Elections présidentielles et politique étrangère

04/2017

La politique étrangère ne compte guère dans une élection présidentielle française. Combien de fois aura-t-on entendu cette affirmation qui est pourtant totalement fausse ?
Fausse tout d’abord pour des raisons institutionnelles. La Constitution de la Ve République, et plus encore la pratique constitutionnelle, continuent en effet de conférer au Président de la République la responsabilité des grands choix de politique étrangère et de politique de défense. Aucune autre politique publique n’est autant suivie par l’Elysée, réduisant parfois le ministère des Affaires étrangères et celui de la Défense à des rôles de supplétifs. Le développement depuis trente ans de la diplomatie au sommet, que Bertrand Badie appelle justement « la diplomatie de clubs » a eu tendance à renforcer l’idiosyncrasie française. A l’exception des périodes de cohabitation où la tâche est partagée avec le Premier ministre, c’est au Président et à son « sherpa » que revient la représentation des positions de la France au G20 et au G8. C’est à lui qu’appartient également la négociation des dossiers les plus sensibles au sein du Conseil européen réunissant les 28 (et demain les 27) chefs d’Etat et de gouvernement de l’Union européenne.

Les contacts directs entre les « sommets de l’Etat », parfois mal vécus par les diplomates, ont tendance aussi à se multiplier sur le plan bilatéral. Pour prendre le cas de la relation franco-allemande, bien des décisions sont prises par le Président français, le Chancelier allemand et leurs entourages respectifs à Paris et Berlin sans qu’il y ait besoin de la médiation des ambassades. En France, les Présidents de la République se prennent d’ailleurs souvent au jeu de la politique étrangère et de la politique de défense au point de terminer leur mandat en s’y consacrant davantage. Ces politiques leur permettent de réajuster leurs images à l’égard de l’opinion publique française lorsque les autres sujets deviennent plus clivants. Parler de politique étrangère et de défense, c’est dans la logique de ce qu’a voulu le fondateur de la Ve République, incarner symboliquement l’intérêt national au dessus des querelles partisanes. Cette symbolique n’a jamais vraiment perdu son importance.

Deuxièmement, penser que la politique étrangère ne compte pas dans une élection présidentielle, c’est avoir une conception ancienne de la séparation entre l’interne et l’externe dans un Etat moderne. Il va de soi qu’aucune politique publique nationale n’échappe, en 2017, à une dimension externe, au point que l’on ne peut parfois plus faire la distinction entre ce qui est intérieur et ce qui est extérieur. La construction européenne est certainement le facteur externe qui pousse le plus loin la logique de l’interdépendance. Il est impossible de distinguer dans un pays comme la France les choix de politique économique des positions prises à Bruxelles, non seulement parce que des traités et un droit européen contraignent les politiques nationales, mais aussi parce que Paris réalise l’essentiel de ses échanges avec ses voisins européens. Les candidats à l’élection présidentielle qui  affirment qu’ils feront retrouver aux politiques publiques françaises leur pleine souveraineté risquent de déchanter assez vite.

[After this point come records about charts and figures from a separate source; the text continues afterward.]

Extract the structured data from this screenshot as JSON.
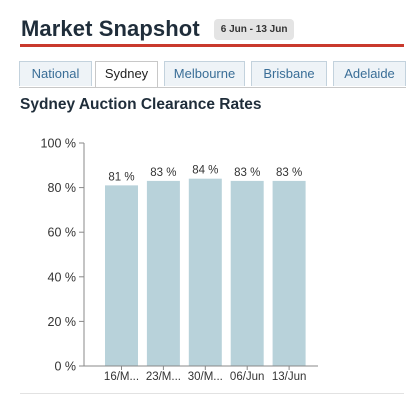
{
  "header": {
    "title": "Market Snapshot",
    "date_range": "6 Jun - 13 Jun"
  },
  "tabs": [
    {
      "label": "National",
      "active": false
    },
    {
      "label": "Sydney",
      "active": true
    },
    {
      "label": "Melbourne",
      "active": false
    },
    {
      "label": "Brisbane",
      "active": false
    },
    {
      "label": "Adelaide",
      "active": false
    }
  ],
  "colors": {
    "accent": "#c9392d",
    "bar": "#b8d2da",
    "tab_text": "#3a6e97"
  },
  "chart_data": {
    "type": "bar",
    "title": "Sydney Auction Clearance Rates",
    "categories": [
      "16/M...",
      "23/M...",
      "30/M...",
      "06/Jun",
      "13/Jun"
    ],
    "values": [
      81,
      83,
      84,
      83,
      83
    ],
    "value_labels": [
      "81 %",
      "83 %",
      "84 %",
      "83 %",
      "83 %"
    ],
    "ylim": [
      0,
      100
    ],
    "yticks": [
      0,
      20,
      40,
      60,
      80,
      100
    ],
    "ytick_labels": [
      "0 %",
      "20 %",
      "40 %",
      "60 %",
      "80 %",
      "100 %"
    ],
    "xlabel": "",
    "ylabel": "",
    "grid": false,
    "legend": "none"
  }
}
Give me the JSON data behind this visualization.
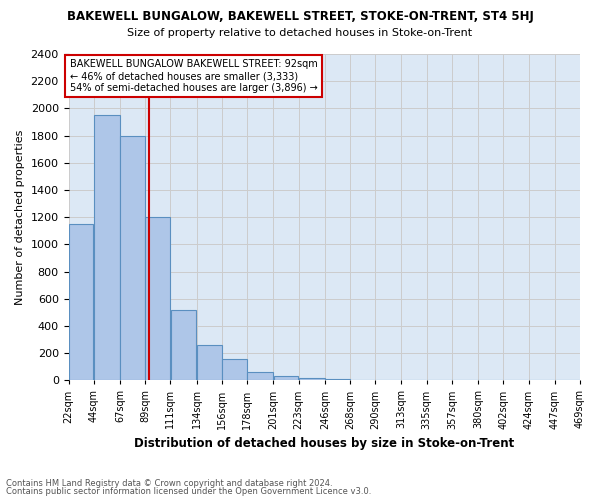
{
  "title": "BAKEWELL BUNGALOW, BAKEWELL STREET, STOKE-ON-TRENT, ST4 5HJ",
  "subtitle": "Size of property relative to detached houses in Stoke-on-Trent",
  "xlabel": "Distribution of detached houses by size in Stoke-on-Trent",
  "ylabel": "Number of detached properties",
  "footnote1": "Contains HM Land Registry data © Crown copyright and database right 2024.",
  "footnote2": "Contains public sector information licensed under the Open Government Licence v3.0.",
  "annotation_line1": "BAKEWELL BUNGALOW BAKEWELL STREET: 92sqm",
  "annotation_line2": "← 46% of detached houses are smaller (3,333)",
  "annotation_line3": "54% of semi-detached houses are larger (3,896) →",
  "property_size_sqm": 92,
  "bin_edges": [
    22,
    44,
    67,
    89,
    111,
    134,
    156,
    178,
    201,
    223,
    246,
    268,
    290,
    313,
    335,
    357,
    380,
    402,
    424,
    447,
    469
  ],
  "bin_labels": [
    "22sqm",
    "44sqm",
    "67sqm",
    "89sqm",
    "111sqm",
    "134sqm",
    "156sqm",
    "178sqm",
    "201sqm",
    "223sqm",
    "246sqm",
    "268sqm",
    "290sqm",
    "313sqm",
    "335sqm",
    "357sqm",
    "380sqm",
    "402sqm",
    "424sqm",
    "447sqm",
    "469sqm"
  ],
  "counts": [
    1150,
    1950,
    1800,
    1200,
    520,
    260,
    160,
    60,
    30,
    15,
    8,
    5,
    3,
    2,
    1,
    1,
    1,
    0,
    0,
    0
  ],
  "bar_color": "#aec6e8",
  "bar_edge_color": "#5a8fc0",
  "property_line_color": "#cc0000",
  "ylim": [
    0,
    2400
  ],
  "yticks": [
    0,
    200,
    400,
    600,
    800,
    1000,
    1200,
    1400,
    1600,
    1800,
    2000,
    2200,
    2400
  ],
  "grid_color": "#cccccc",
  "background_color": "#dce8f5",
  "annotation_box_color": "#ffffff",
  "annotation_box_edge": "#cc0000"
}
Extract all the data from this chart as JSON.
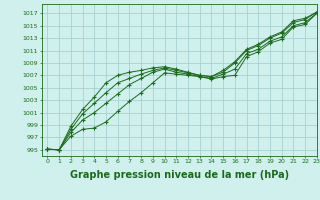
{
  "background_color": "#d0f0ee",
  "grid_color": "#a0cccc",
  "line_color": "#1a6b1a",
  "marker_color": "#1a6b1a",
  "xlabel": "Graphe pression niveau de la mer (hPa)",
  "xlabel_fontsize": 7,
  "xlim": [
    -0.5,
    23
  ],
  "ylim": [
    994,
    1018.5
  ],
  "yticks": [
    995,
    997,
    999,
    1001,
    1003,
    1005,
    1007,
    1009,
    1011,
    1013,
    1015,
    1017
  ],
  "xticks": [
    0,
    1,
    2,
    3,
    4,
    5,
    6,
    7,
    8,
    9,
    10,
    11,
    12,
    13,
    14,
    15,
    16,
    17,
    18,
    19,
    20,
    21,
    22,
    23
  ],
  "series": [
    [
      995.1,
      995.0,
      997.2,
      998.3,
      998.5,
      999.5,
      1001.2,
      1002.8,
      1004.2,
      1005.8,
      1007.4,
      1007.2,
      1007.0,
      1006.8,
      1006.4,
      1006.8,
      1007.0,
      1010.0,
      1010.8,
      1012.2,
      1012.8,
      1014.8,
      1015.2,
      1017.0
    ],
    [
      995.1,
      995.0,
      997.8,
      999.8,
      1001.0,
      1002.5,
      1004.0,
      1005.5,
      1006.5,
      1007.5,
      1008.0,
      1007.5,
      1007.2,
      1006.8,
      1006.5,
      1007.2,
      1008.0,
      1010.5,
      1011.2,
      1012.5,
      1013.2,
      1015.0,
      1015.5,
      1017.0
    ],
    [
      995.1,
      995.0,
      998.3,
      1000.8,
      1002.5,
      1004.2,
      1005.8,
      1006.5,
      1007.2,
      1007.8,
      1008.2,
      1007.8,
      1007.4,
      1007.0,
      1006.8,
      1007.5,
      1009.0,
      1011.0,
      1011.8,
      1013.0,
      1013.8,
      1015.5,
      1016.0,
      1017.2
    ],
    [
      995.1,
      995.0,
      998.8,
      1001.5,
      1003.5,
      1005.8,
      1007.0,
      1007.5,
      1007.8,
      1008.2,
      1008.4,
      1008.0,
      1007.5,
      1007.0,
      1006.8,
      1007.8,
      1009.2,
      1011.2,
      1012.0,
      1013.2,
      1014.0,
      1015.8,
      1016.2,
      1017.2
    ]
  ]
}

A moins d’être adepte de l’Albanie d’Enver Hodja, aucun chef de l’Etat français ne peut échapper à la logique de l’interdépendance.  Alors que le scrutin est très incertain et que les candidats susceptibles de gagner expriment des positions très clivées, on comprend pourquoi l’élection présidentielle française est suivie avec intérêt par les autres pays du monde.

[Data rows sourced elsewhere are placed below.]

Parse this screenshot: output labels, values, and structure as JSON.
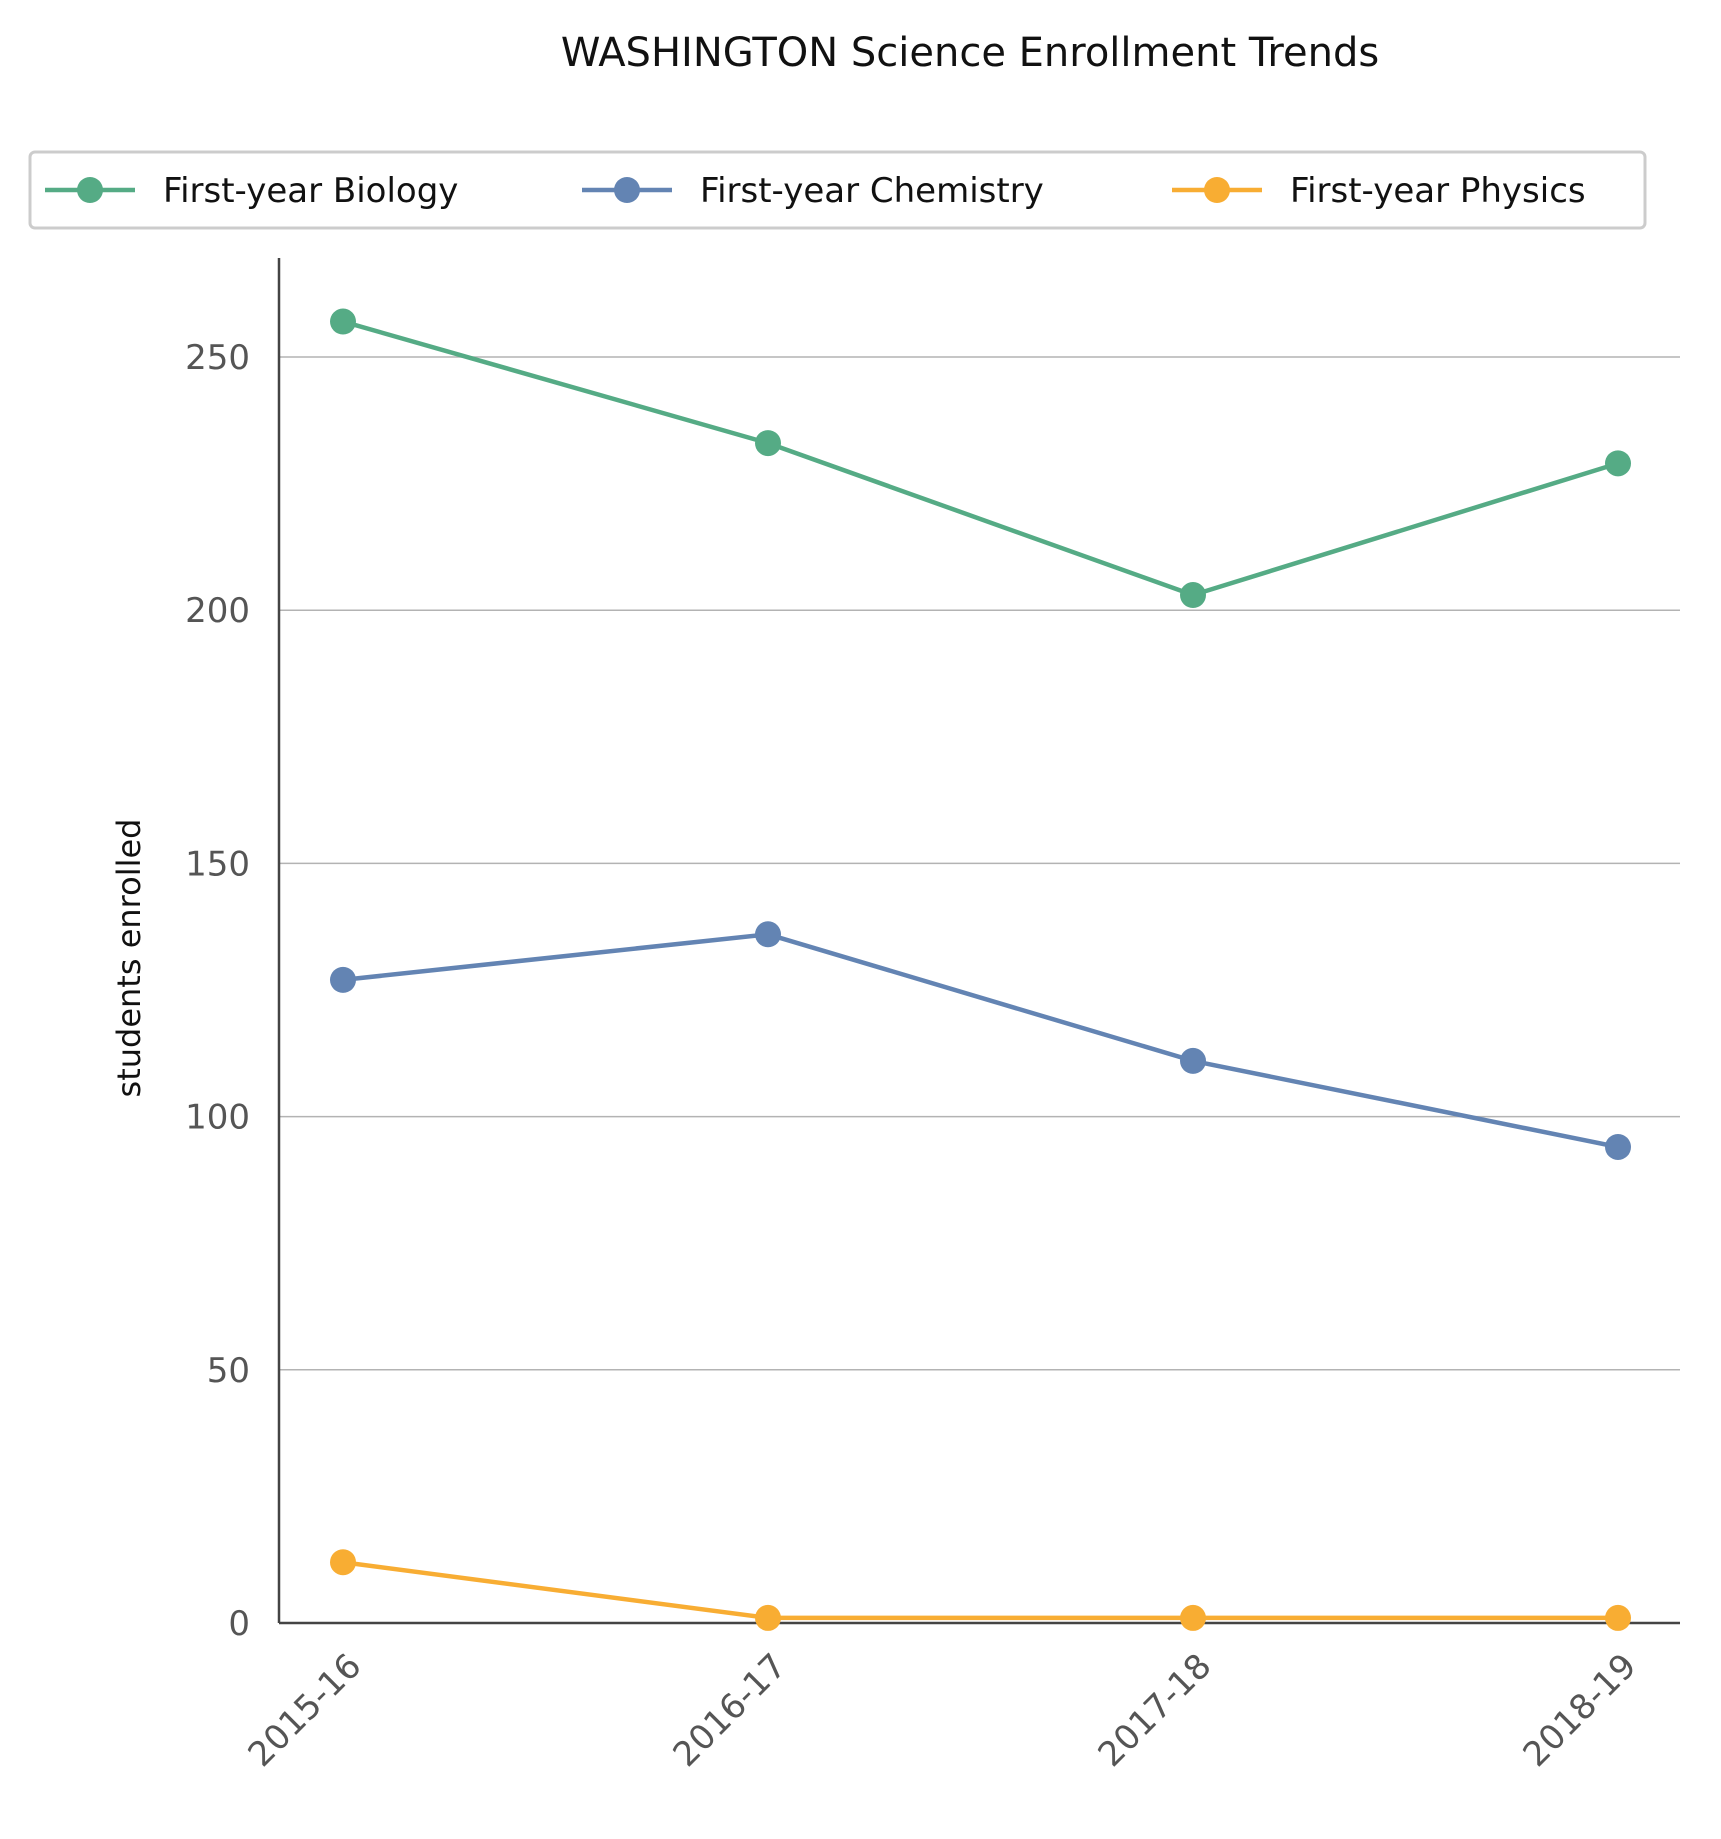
{
  "chart_data": {
    "type": "line",
    "title": "WASHINGTON Science Enrollment Trends",
    "xlabel": "",
    "ylabel": "students enrolled",
    "categories": [
      "2015-16",
      "2016-17",
      "2017-18",
      "2018-19"
    ],
    "ylim": [
      0,
      270
    ],
    "yticks": [
      0,
      50,
      100,
      150,
      200,
      250
    ],
    "grid": "horizontal",
    "legend_position": "top",
    "series": [
      {
        "name": "First-year Biology",
        "color": "#55ab85",
        "values": [
          257,
          233,
          203,
          229
        ]
      },
      {
        "name": "First-year Chemistry",
        "color": "#6384b3",
        "values": [
          127,
          136,
          111,
          94
        ]
      },
      {
        "name": "First-year Physics",
        "color": "#f8ad33",
        "values": [
          12,
          1,
          1,
          1
        ]
      }
    ]
  }
}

A la tête d’un Etat qui reste la sixième puissance économique du monde, un membre permanent du conseil de sécurité des Nations unies et Etat fondateur de l’Union européenne, le président de la République française incarne (au moins symboliquement) l’interaction entre le national et le global. De sa politique intérieure dépend inévitablement sa politique étrangère et vice-versa. Dans la campagne qui s’annonce, certains candidats assument explicitement cette interdépendance. D’autres au contraire affirment un primat de la politique nationale qui s’imposerait comme le résultat du seul volontarisme. La deuxième posture est évidemment en décalage avec la réalité, mais les électeurs qui y souscrivent ne sont pas pour autant quantité négligeable et méritent que l’on s’y intéresse.
Ce sont les raisons pour lesquelles chercheurs et doctorants du CERI considèrent nécessaires de faire partager ici leur expertise sur les enjeux de politique étrangère de la prochaine élection présidentielle.